Mosque located along Payar Lebar Road in Singapore

Masjid Wak Tanjong is a mosque located along Paya Lebar Road in the eastern part of Geylang, Singapore. Built in 1873, it is named after its founder Wak Tanjong. It has been rebuilt three times in 1913, 1932 and finally in 1998. The mosque is situated next to the Paya Lebar MRT station and is accessible from there.

== History ==
Originally, a simple wooden surau was built on 17 March 1873 on land which was a waqf endowment by Wak Tanjong, a philanthropist from Malacca. The surau was later demolished and a mosque made from bricks and concrete was built in its place in 1913. The mosque was rebuilt again as a larger structure in 1932 by Mohammed Ally Tanjong, an Indian Muslim merchant and the son of the original founder. A private cemetery was also established behind the mosque which served as the burial place of Wak Tanjong, his wife, and close relatives. Burials in this cemetery ceased by 1973, along with all Muslim cemeteries nationwide with the exclusion of those within the Choa Chu Kang Cemetery.

In 1993, it was announced that the mosque would be completely rebuilt to accommodate more worshippers. More plans for the mosque were revealed in 1995, as well as a sketch of what the proposed mosque would be like. A finalized scale model of the mosque was also unveiled in 1996. The mosque was then closed in April 1996 as the reconstruction works had started. It was completed in 1998 with the official reopening ceremony in August of that year.

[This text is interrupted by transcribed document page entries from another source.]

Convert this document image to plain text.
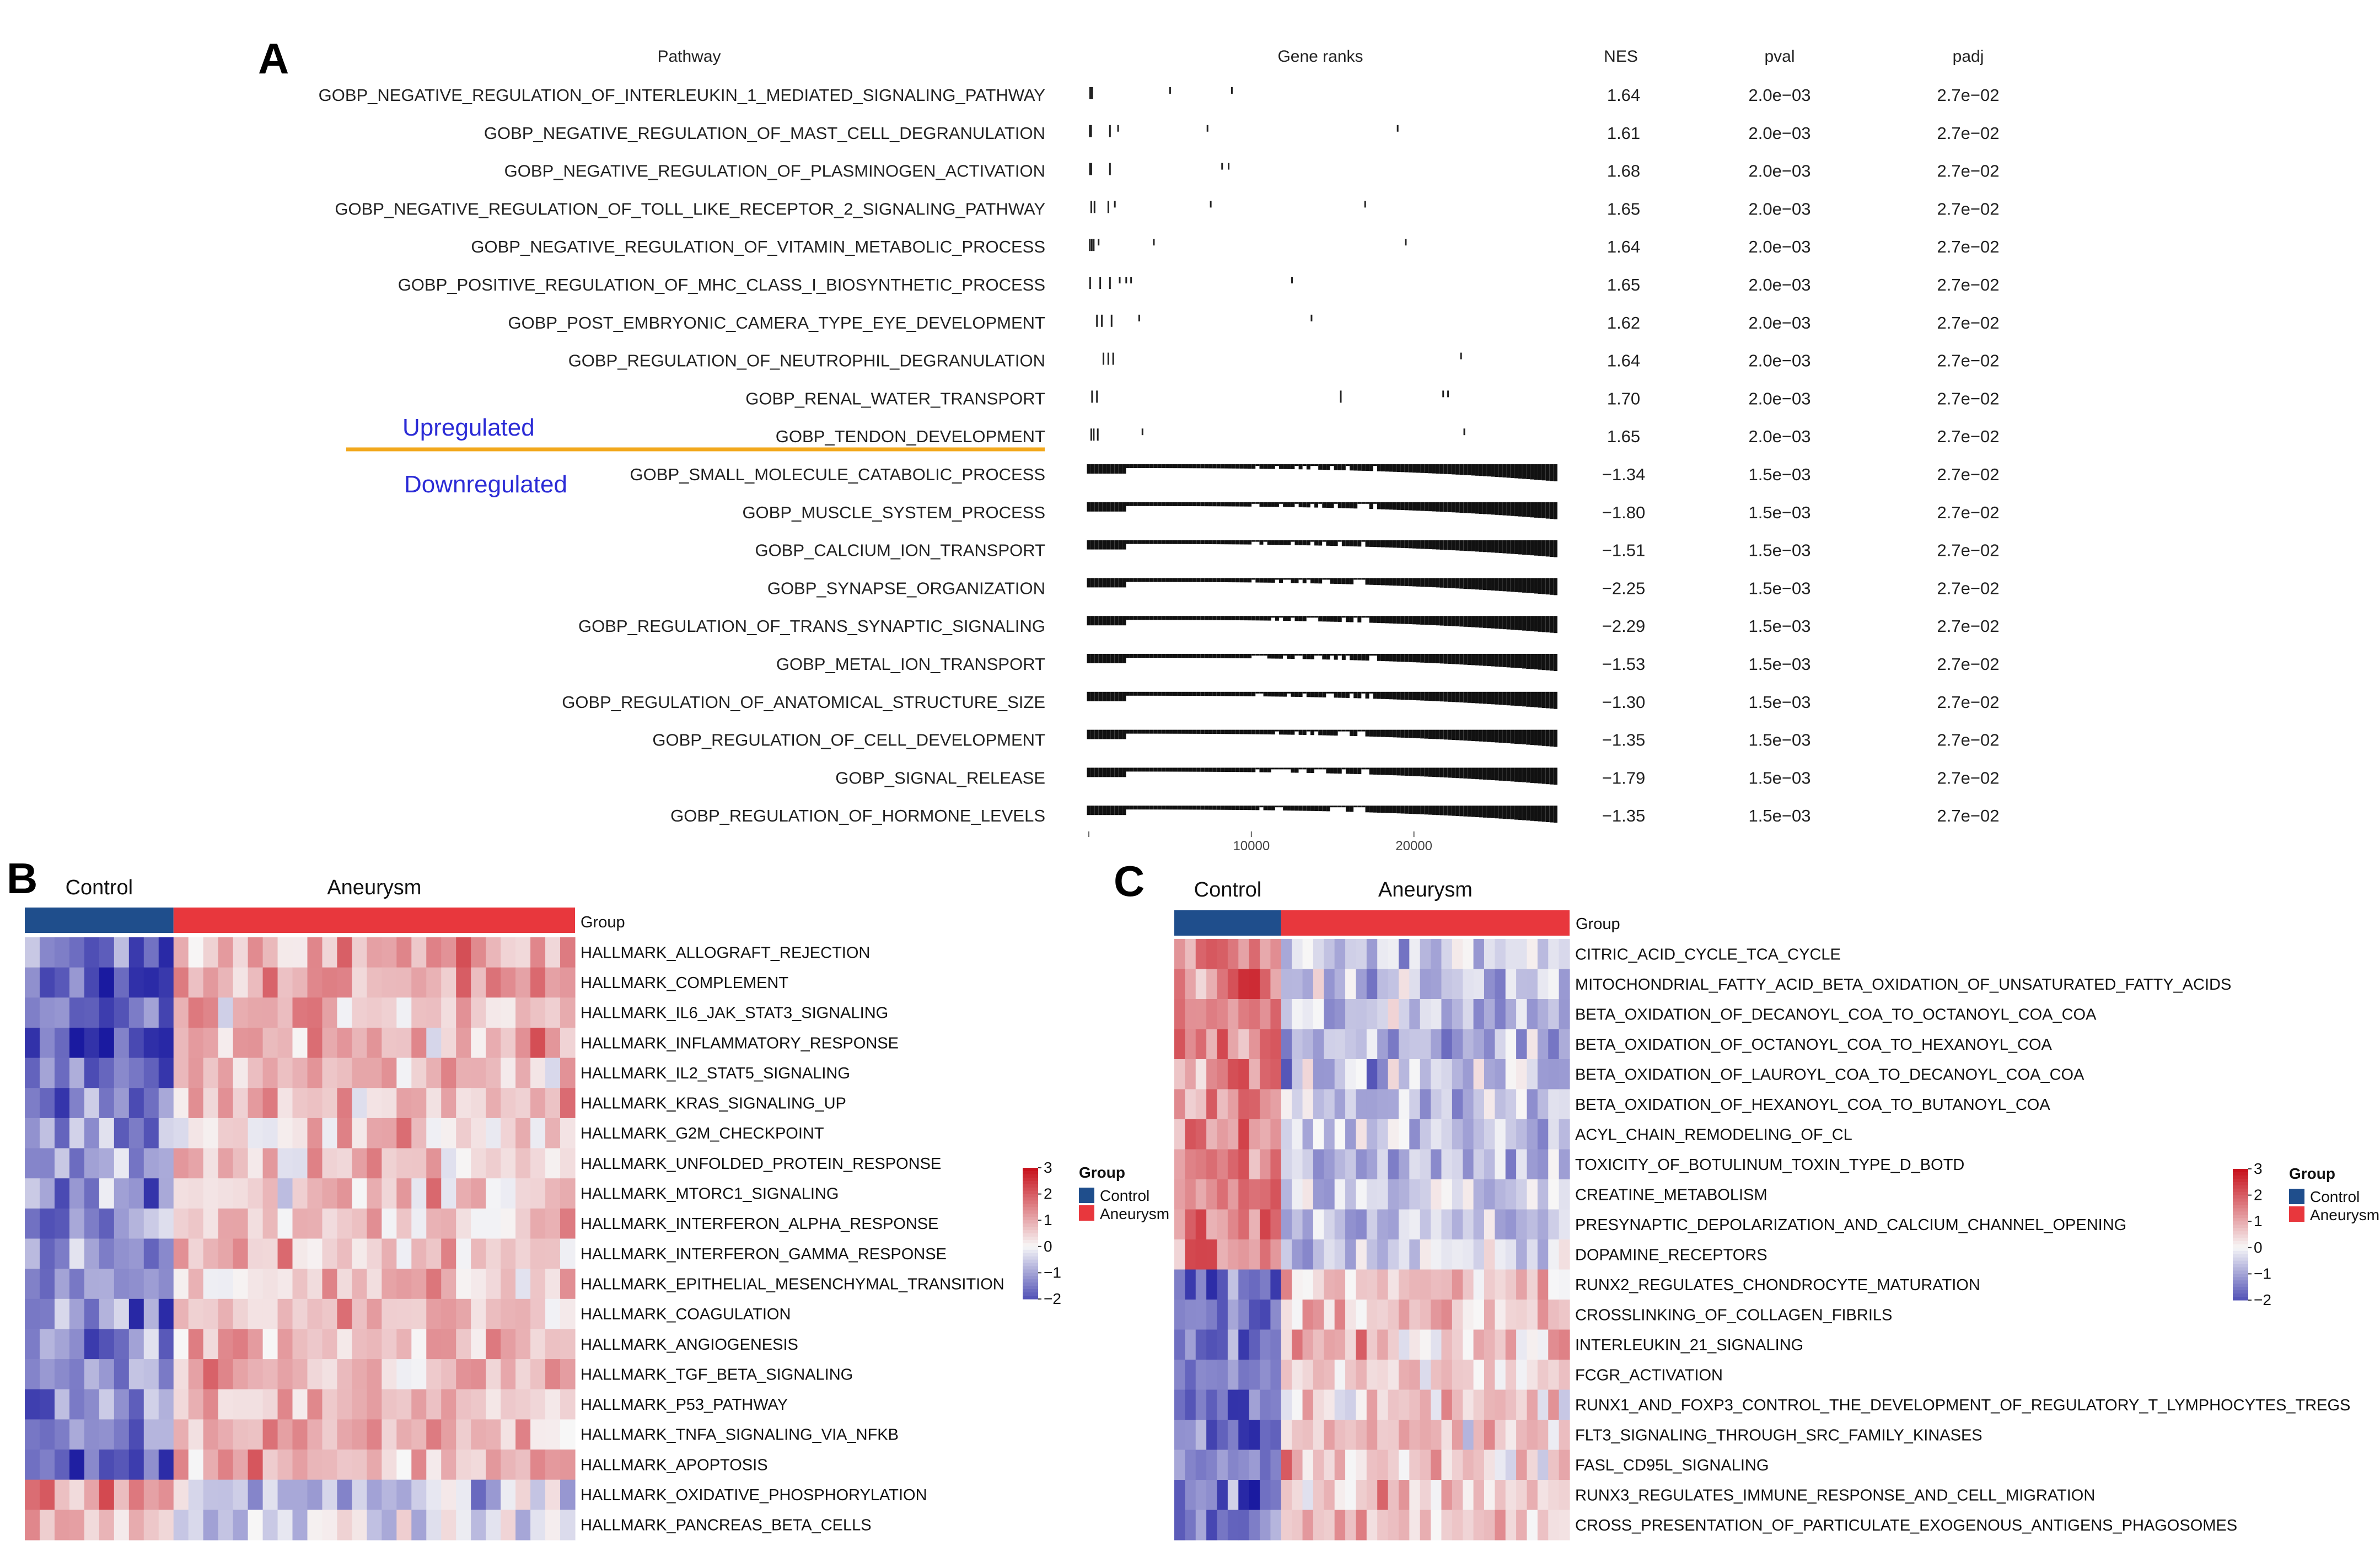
A	Pathway	Gene ranks	NES	pval	padj
Upregulated
Downregulated
GOBP_NEGATIVE_REGULATION_OF_INTERLEUKIN_1_MEDIATED_SIGNALING_PATHWAY	1.64	2.0e−03	2.7e−02
GOBP_NEGATIVE_REGULATION_OF_MAST_CELL_DEGRANULATION	1.61	2.0e−03	2.7e−02
GOBP_NEGATIVE_REGULATION_OF_PLASMINOGEN_ACTIVATION	1.68	2.0e−03	2.7e−02
GOBP_NEGATIVE_REGULATION_OF_TOLL_LIKE_RECEPTOR_2_SIGNALING_PATHWAY	1.65	2.0e−03	2.7e−02
GOBP_NEGATIVE_REGULATION_OF_VITAMIN_METABOLIC_PROCESS	1.64	2.0e−03	2.7e−02
GOBP_POSITIVE_REGULATION_OF_MHC_CLASS_I_BIOSYNTHETIC_PROCESS	1.65	2.0e−03	2.7e−02
GOBP_POST_EMBRYONIC_CAMERA_TYPE_EYE_DEVELOPMENT	1.62	2.0e−03	2.7e−02
GOBP_REGULATION_OF_NEUTROPHIL_DEGRANULATION	1.64	2.0e−03	2.7e−02
GOBP_RENAL_WATER_TRANSPORT	1.70	2.0e−03	2.7e−02
GOBP_TENDON_DEVELOPMENT	1.65	2.0e−03	2.7e−02
GOBP_SMALL_MOLECULE_CATABOLIC_PROCESS	−1.34	1.5e−03	2.7e−02
GOBP_MUSCLE_SYSTEM_PROCESS	−1.80	1.5e−03	2.7e−02
GOBP_CALCIUM_ION_TRANSPORT	−1.51	1.5e−03	2.7e−02
GOBP_SYNAPSE_ORGANIZATION	−2.25	1.5e−03	2.7e−02
GOBP_REGULATION_OF_TRANS_SYNAPTIC_SIGNALING	−2.29	1.5e−03	2.7e−02
GOBP_METAL_ION_TRANSPORT	−1.53	1.5e−03	2.7e−02
GOBP_REGULATION_OF_ANATOMICAL_STRUCTURE_SIZE	−1.30	1.5e−03	2.7e−02
GOBP_REGULATION_OF_CELL_DEVELOPMENT	−1.35	1.5e−03	2.7e−02
GOBP_SIGNAL_RELEASE	−1.79	1.5e−03	2.7e−02
GOBP_REGULATION_OF_HORMONE_LEVELS	−1.35	1.5e−03	2.7e−02
10000	20000
B Control	Aneurysm
Group
HALLMARK_ALLOGRAFT_REJECTION
HALLMARK_COMPLEMENT
HALLMARK_IL6_JAK_STAT3_SIGNALING
HALLMARK_INFLAMMATORY_RESPONSE
HALLMARK_IL2_STAT5_SIGNALING
HALLMARK_KRAS_SIGNALING_UP
HALLMARK_G2M_CHECKPOINT
HALLMARK_UNFOLDED_PROTEIN_RESPONSE
HALLMARK_MTORC1_SIGNALING
HALLMARK_INTERFERON_ALPHA_RESPONSE
HALLMARK_INTERFERON_GAMMA_RESPONSE
HALLMARK_EPITHELIAL_MESENCHYMAL_TRANSITION
HALLMARK_COAGULATION
HALLMARK_ANGIOGENESIS
HALLMARK_TGF_BETA_SIGNALING
HALLMARK_P53_PATHWAY
HALLMARK_TNFA_SIGNALING_VIA_NFKB
HALLMARK_APOPTOSIS
HALLMARK_OXIDATIVE_PHOSPHORYLATION
HALLMARK_PANCREAS_BETA_CELLS
3
2
1
0
−1
−2
Group
Control
Aneurysm
C Control	Aneurysm
Group
CITRIC_ACID_CYCLE_TCA_CYCLE
MITOCHONDRIAL_FATTY_ACID_BETA_OXIDATION_OF_UNSATURATED_FATTY_ACIDS
BETA_OXIDATION_OF_DECANOYL_COA_TO_OCTANOYL_COA_COA
BETA_OXIDATION_OF_OCTANOYL_COA_TO_HEXANOYL_COA
BETA_OXIDATION_OF_LAUROYL_COA_TO_DECANOYL_COA_COA
BETA_OXIDATION_OF_HEXANOYL_COA_TO_BUTANOYL_COA
ACYL_CHAIN_REMODELING_OF_CL
TOXICITY_OF_BOTULINUM_TOXIN_TYPE_D_BOTD
CREATINE_METABOLISM
PRESYNAPTIC_DEPOLARIZATION_AND_CALCIUM_CHANNEL_OPENING
DOPAMINE_RECEPTORS
RUNX2_REGULATES_CHONDROCYTE_MATURATION
CROSSLINKING_OF_COLLAGEN_FIBRILS
INTERLEUKIN_21_SIGNALING
FCGR_ACTIVATION
RUNX1_AND_FOXP3_CONTROL_THE_DEVELOPMENT_OF_REGULATORY_T_LYMPHOCYTES_TREGS
FLT3_SIGNALING_THROUGH_SRC_FAMILY_KINASES
FASL_CD95L_SIGNALING
RUNX3_REGULATES_IMMUNE_RESPONSE_AND_CELL_MIGRATION
CROSS_PRESENTATION_OF_PARTICULATE_EXOGENOUS_ANTIGENS_PHAGOSOMES
3
2
1
0
−1
−2
Group
Control
Aneurysm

In 2002, the private cemetery at the back of the mosque was exhumed and reinterred at the Pusara Abadi cemetery. In 2014, the mosque was considered eligible to be preserved by the Urban Redevelopment Authority (URA). Like all the other mosques nationwide, it was affected by the COVID-19 pandemic in 2020 and was closed down. After the pandemic, it reopened and resumed its usual services. The mosque celebrated its 150th anniversary in 2024, launching several welfare programs to celebrate the event such as distributions of food to needy families.

== Architecture ==
Masjid Wak Tanjong is built in a fusion of Malay and Indo-Saracenic architecture, with modern design elements added into the mix. The domed pavilion at the second entrance for female worshippers is preserved from the original 1930s structure and was untouched during the 1998 reconstruction. A metal plaque commemorating the history of the mosque was installed at the entrance in 2024.

== Transportation ==
Masjid Wak Tanjong is located directly next to the Paya Lebar MRT station on the East–West line. The nearest bus stop to the mosque is at Paya Lebar Station Exit D which connects the mosque to the Bedok, Punggol, Sengkang, Serangoon and Marine Parade neighborhoods. Next to the mosque is the old Paya Lebar Office Centre, formerly a fire station which also contained a musalla before its closure.